Economic slowdown likely end of rapid growth – IBON

Domestic employment and higher incomes are more sustainable sources of demand and economic growth

The economic slowdown may indicate the end to the brief episode of rapid growth, said research group IBON. Unsustainable external growth drivers like low interest rates, overseas Filipino workers earnings and exports are moving adversely, while domestic jobs and higher incomes that are the important foundations of domestic demand have not been created to compensate for this.

Growth in gross domestic product (GDP) slowed for the second year in a row to 5.8% in 2015. GDP growth has been slowing from its peak of 7.1% in 2013, to 6.1% in 2014, and then 5.8% last year.

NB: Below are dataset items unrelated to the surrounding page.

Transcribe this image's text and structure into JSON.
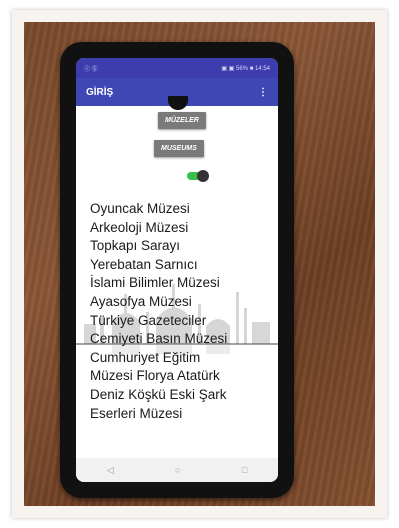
{
  "status_bar": {
    "carrier": "Ⓘ Ⓢ",
    "indicators": "▣ ▣ 56% ■ 14:54"
  },
  "app_bar": {
    "title": "GİRİŞ",
    "menu_label": "⋮"
  },
  "buttons": {
    "muzeler_label": "MÜZELER",
    "museums_label": "MUSEUMS"
  },
  "toggle": {
    "state": "on",
    "track_color": "#39c04a"
  },
  "museum_list": [
    "Oyuncak Müzesi",
    "Arkeoloji Müzesi",
    "Topkapı Sarayı",
    "Yerebatan Sarnıcı",
    "İslami Bilimler Müzesi",
    "Ayasofya Müzesi",
    "Türkiye Gazeteciler",
    "Cemiyeti Basın Müzesi",
    "Cumhuriyet Eğitim",
    "Müzesi    Florya Atatürk",
    "Deniz Köşkü   Eski Şark",
    "Eserleri Müzesi"
  ],
  "nav_bar": {
    "back_icon": "◁",
    "home_icon": "○",
    "recents_icon": "□"
  },
  "colors": {
    "app_bar": "#3f47b5",
    "button": "#7a7a7a"
  }
}
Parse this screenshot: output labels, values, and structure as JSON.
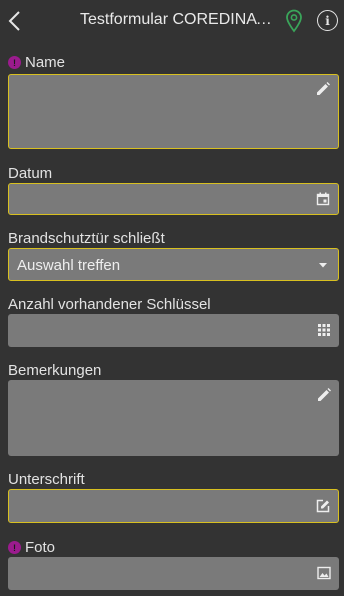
{
  "header": {
    "title": "Testformular COREDINATE Form",
    "back_icon": "chevron-left-icon",
    "location_icon": "map-pin-icon",
    "info_icon": "info-icon",
    "info_glyph": "i"
  },
  "fields": {
    "name": {
      "label": "Name",
      "required": true,
      "required_glyph": "!",
      "icon": "pencil-icon"
    },
    "datum": {
      "label": "Datum",
      "icon": "calendar-icon"
    },
    "brandschutz": {
      "label": "Brandschutztür schließt",
      "value": "Auswahl treffen",
      "icon": "dropdown-arrow-icon"
    },
    "schluessel": {
      "label": "Anzahl vorhandener Schlüssel",
      "icon": "number-pad-icon"
    },
    "bemerkungen": {
      "label": "Bemerkungen",
      "icon": "pencil-icon"
    },
    "unterschrift": {
      "label": "Unterschrift",
      "icon": "signature-edit-icon"
    },
    "foto": {
      "label": "Foto",
      "required": true,
      "required_glyph": "!",
      "icon": "image-icon"
    }
  },
  "colors": {
    "background": "#333333",
    "field": "#7a7a7a",
    "focus_border": "#d8c020",
    "required_badge": "#9b1b8e",
    "pin": "#3aa55a"
  }
}
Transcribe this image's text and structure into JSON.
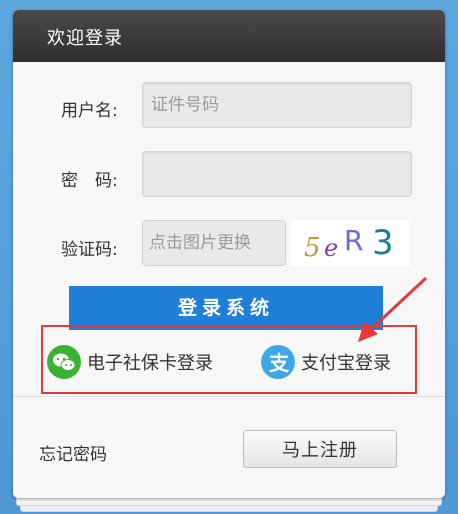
{
  "header": {
    "title": "欢迎登录"
  },
  "form": {
    "username": {
      "label": "用户名:",
      "placeholder": "证件号码",
      "value": ""
    },
    "password": {
      "label": "密　码:",
      "placeholder": "",
      "value": ""
    },
    "captcha": {
      "label": "验证码:",
      "placeholder": "点击图片更换",
      "image_text": "5eR3"
    }
  },
  "login_button": {
    "label": "登录系统"
  },
  "alt_logins": [
    {
      "label": "电子社保卡登录",
      "icon": "wechat-icon"
    },
    {
      "label": "支付宝登录",
      "icon": "alipay-icon"
    }
  ],
  "footer": {
    "forgot_password": "忘记密码",
    "register_button": "马上注册"
  },
  "colors": {
    "accent": "#1f7ed8",
    "highlight_border": "#e23b3b",
    "wechat_green": "#3cb034",
    "alipay_blue": "#3ea7e6"
  }
}
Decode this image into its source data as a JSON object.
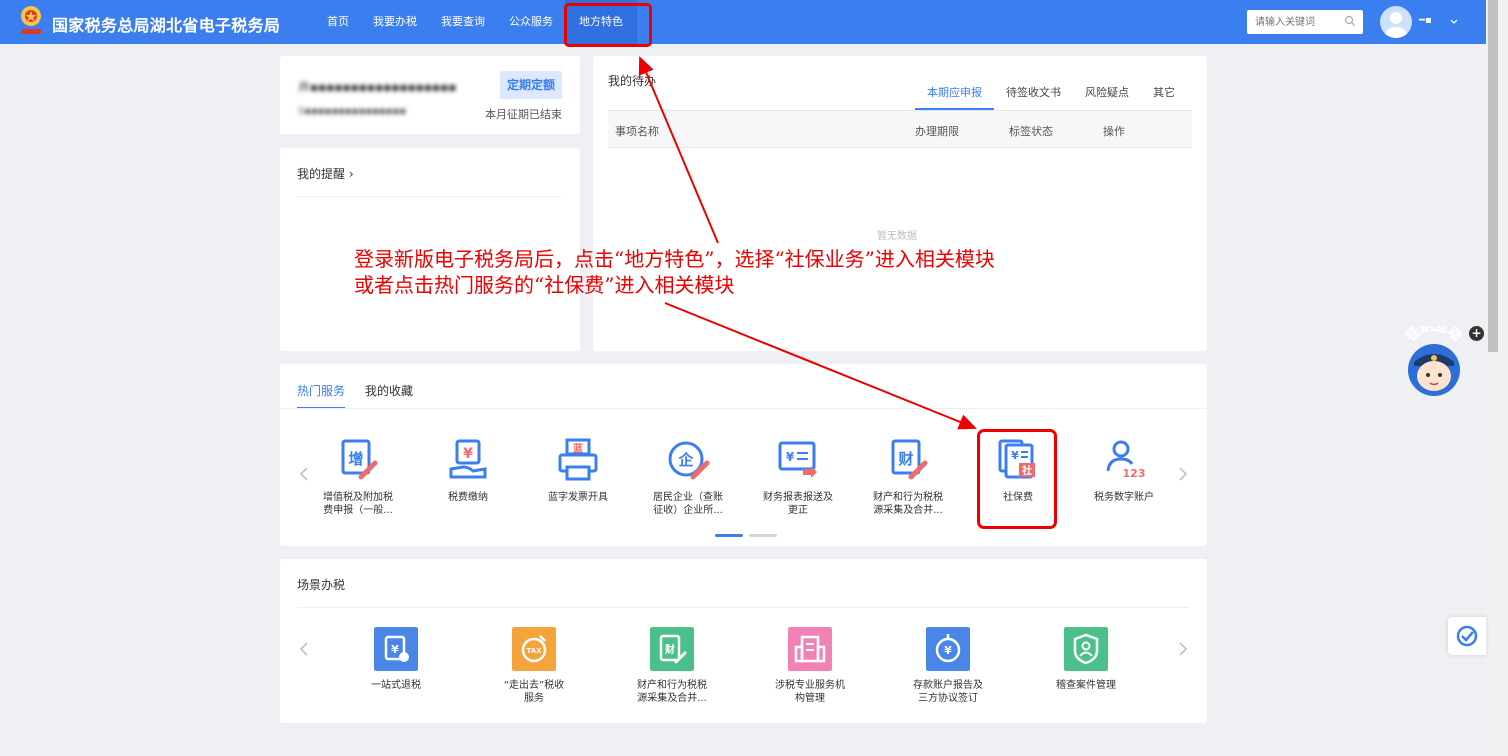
{
  "header": {
    "title": "国家税务总局湖北省电子税务局",
    "nav": [
      "首页",
      "我要办税",
      "我要查询",
      "公众服务",
      "地方特色"
    ],
    "search_placeholder": "请输入关键词",
    "user_name": "━▪"
  },
  "company": {
    "name": "井▪▪▪▪▪▪▪▪▪▪▪▪▪▪▪▪▪▪",
    "id": "S▪▪▪▪▪▪▪▪▪▪▪▪▪▪▪",
    "tag": "定期定额",
    "status": "本月征期已结束"
  },
  "reminder": {
    "title": "我的提醒 ›"
  },
  "todo": {
    "title": "我的待办",
    "tabs": [
      "本期应申报",
      "待签收文书",
      "风险疑点",
      "其它"
    ],
    "columns": [
      "事项名称",
      "办理期限",
      "标签状态",
      "操作"
    ],
    "empty": "暂无数据"
  },
  "hot": {
    "tabs": [
      "热门服务",
      "我的收藏"
    ],
    "services": [
      {
        "l1": "增值税及附加税",
        "l2": "费申报（一般..."
      },
      {
        "l1": "税费缴纳",
        "l2": ""
      },
      {
        "l1": "蓝字发票开具",
        "l2": ""
      },
      {
        "l1": "居民企业（查账",
        "l2": "征收）企业所..."
      },
      {
        "l1": "财务报表报送及",
        "l2": "更正"
      },
      {
        "l1": "财产和行为税税",
        "l2": "源采集及合并..."
      },
      {
        "l1": "社保费",
        "l2": ""
      },
      {
        "l1": "税务数字账户",
        "l2": ""
      }
    ]
  },
  "scene": {
    "title": "场景办税",
    "items": [
      {
        "l1": "一站式退税",
        "l2": "",
        "color": "#4a86e8"
      },
      {
        "l1": "“走出去”税收",
        "l2": "服务",
        "color": "#f5a43c"
      },
      {
        "l1": "财产和行为税税",
        "l2": "源采集及合并...",
        "color": "#4cc08a"
      },
      {
        "l1": "涉税专业服务机",
        "l2": "构管理",
        "color": "#f082b4"
      },
      {
        "l1": "存款账户报告及",
        "l2": "三方协议签订",
        "color": "#4a86e8"
      },
      {
        "l1": "稽查案件管理",
        "l2": "",
        "color": "#4cc08a"
      }
    ]
  },
  "annotation": {
    "line1": "登录新版电子税务局后，点击“地方特色”，选择“社保业务”进入相关模块",
    "line2": "或者点击热门服务的“社保费”进入相关模块"
  },
  "assistant": {
    "label": "征纳互动"
  },
  "colors": {
    "primary": "#3b7ef0",
    "annotation": "#ee0000"
  }
}
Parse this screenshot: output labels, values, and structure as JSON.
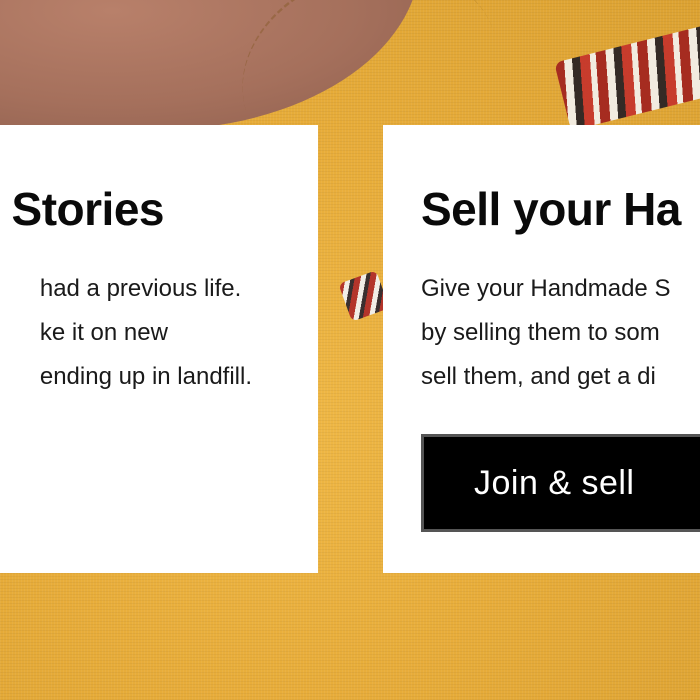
{
  "background": {
    "image_name": "yellow-embroidered-garment-photo",
    "colors": {
      "fabric": "#e8ad3a",
      "skin": "#a5705c",
      "embroidery_red": "#a3261f"
    }
  },
  "cards": [
    {
      "title": "Stories",
      "lines": [
        "had a previous life.",
        "ke it on new",
        "ending up in landfill."
      ]
    },
    {
      "title": "Sell your Ha",
      "lines": [
        "Give your Handmade S",
        "by selling them to som",
        "sell them, and get a di"
      ],
      "button_label": "Join & sell"
    }
  ],
  "colors": {
    "card_bg": "#ffffff",
    "button_bg": "#000000",
    "button_text": "#ffffff"
  }
}
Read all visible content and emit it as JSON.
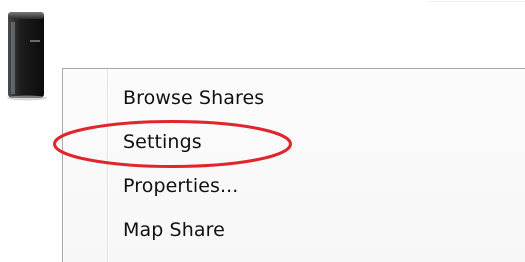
{
  "device": {
    "icon": "nas-drive-icon"
  },
  "context_menu": {
    "items": [
      {
        "label": "Browse Shares"
      },
      {
        "label": "Settings"
      },
      {
        "label": "Properties..."
      },
      {
        "label": "Map Share"
      }
    ]
  },
  "annotation": {
    "highlight_color": "#e0262c",
    "highlighted_item": "Settings"
  }
}
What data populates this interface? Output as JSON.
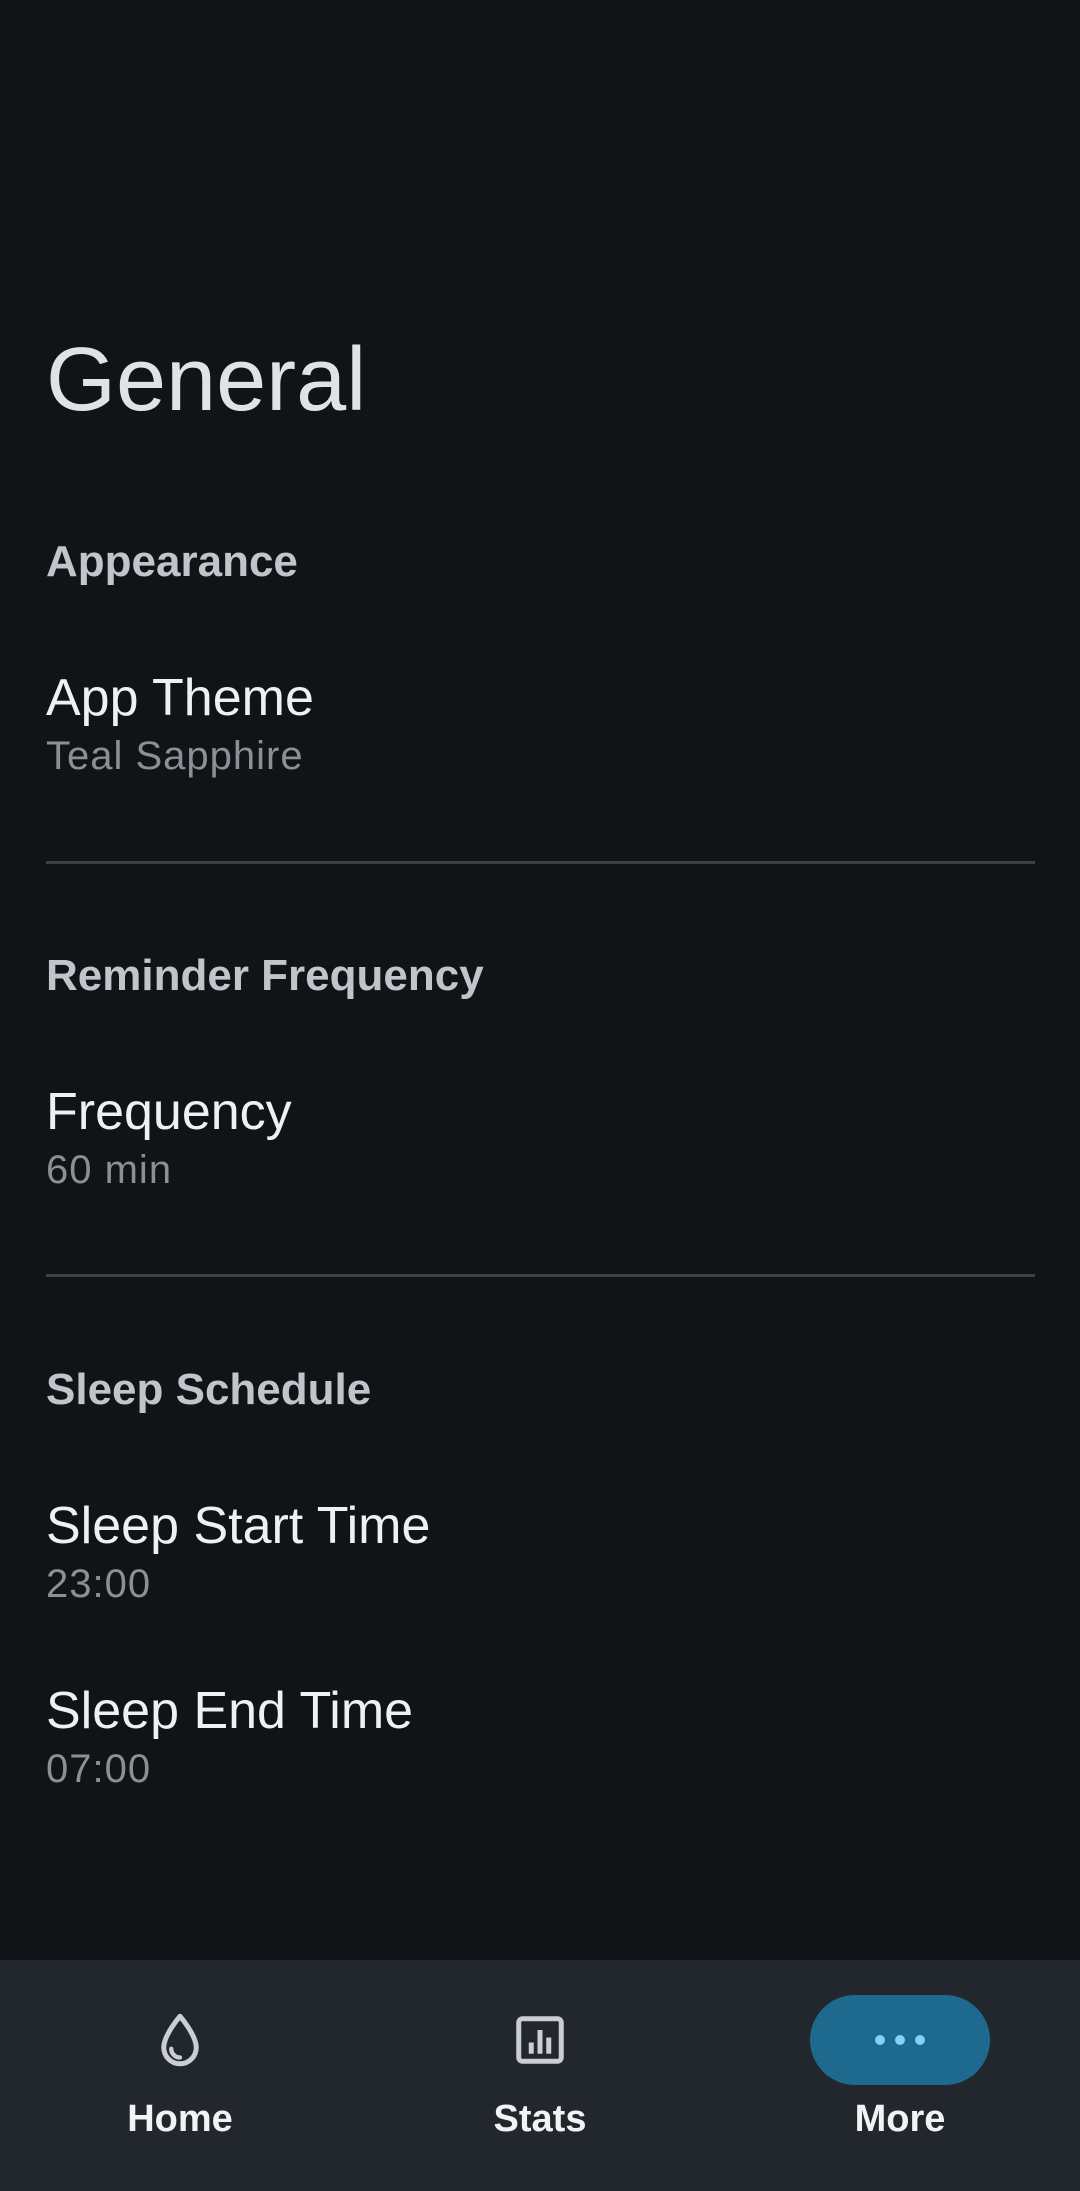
{
  "page": {
    "title": "General"
  },
  "sections": {
    "appearance": {
      "header": "Appearance",
      "items": [
        {
          "title": "App Theme",
          "summary": "Teal Sapphire"
        }
      ]
    },
    "reminder": {
      "header": "Reminder Frequency",
      "items": [
        {
          "title": "Frequency",
          "summary": "60 min"
        }
      ]
    },
    "sleep": {
      "header": "Sleep Schedule",
      "items": [
        {
          "title": "Sleep Start Time",
          "summary": "23:00"
        },
        {
          "title": "Sleep End Time",
          "summary": "07:00"
        }
      ]
    }
  },
  "bottom_nav": {
    "items": [
      {
        "label": "Home",
        "icon": "water-drop-icon",
        "selected": false
      },
      {
        "label": "Stats",
        "icon": "bar-chart-icon",
        "selected": false
      },
      {
        "label": "More",
        "icon": "more-horizontal-icon",
        "selected": true
      }
    ]
  },
  "colors": {
    "background": "#101417",
    "nav_background": "#22272d",
    "accent_pill": "#1d6a8e",
    "accent_icon": "#7fd3f5"
  }
}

IBON observed that global and domestic interest rates fell to their lowest in decades after the financial crisis in 2008. This made private debt soar from the equivalent of 31% of GDP in 2010 to 41% in 2014, with total bank loans reaching Php5.4 trillion in November 2015. The cheap financing fuelled real estate, construction, and manufacturing. Rising interest rates last year has already slowed loan growth, which will likely continue in 2016, said the group.

Earnings of overseas Filipino workers are recorded as compensation inflows under net primary income in the national accounts. Compensation inflows slowed sharply from 10.9% growth in 2013, to 4.5% in 2014, and then 2.8% last year. Slowing growth in overseas Filipino earnings has already reflected in slowing remittance growth in the balance of payments.

The sluggish world economy has drastically slowed exports from 11.3% growth in 2014 to 5.5% in 2015, added IBON. The protracted global crisis may even worsen in 2016 with growing risks from China’s slowdown, falling commodity prices, accumulating Eurozone debt problems, and geopolitical flashpoints in the Middle East, Asia and Europe.

Domestic employment and higher incomes are more sustainable sources of demand and economic growth than these external factors. Yet job creation has slowed to an average of just 692,000 annually over the period 2010-2015 from 732,000 annually in the decade before when the economy was much smaller. The real value of the average daily basic pay of a wage and salary worker has increased by just 5.8% between 2010 and 2015.

Economic policy has to be radically changed to make the economy grow in a way that improves the welfare of the majority, said IBON. Local agriculture and Filipino industry need protection and support to generate jobs and increase incomes. Economic gains should go to incomes of the working people more than the profits of a few. Land and other productive assets have to be redistributed to the poor.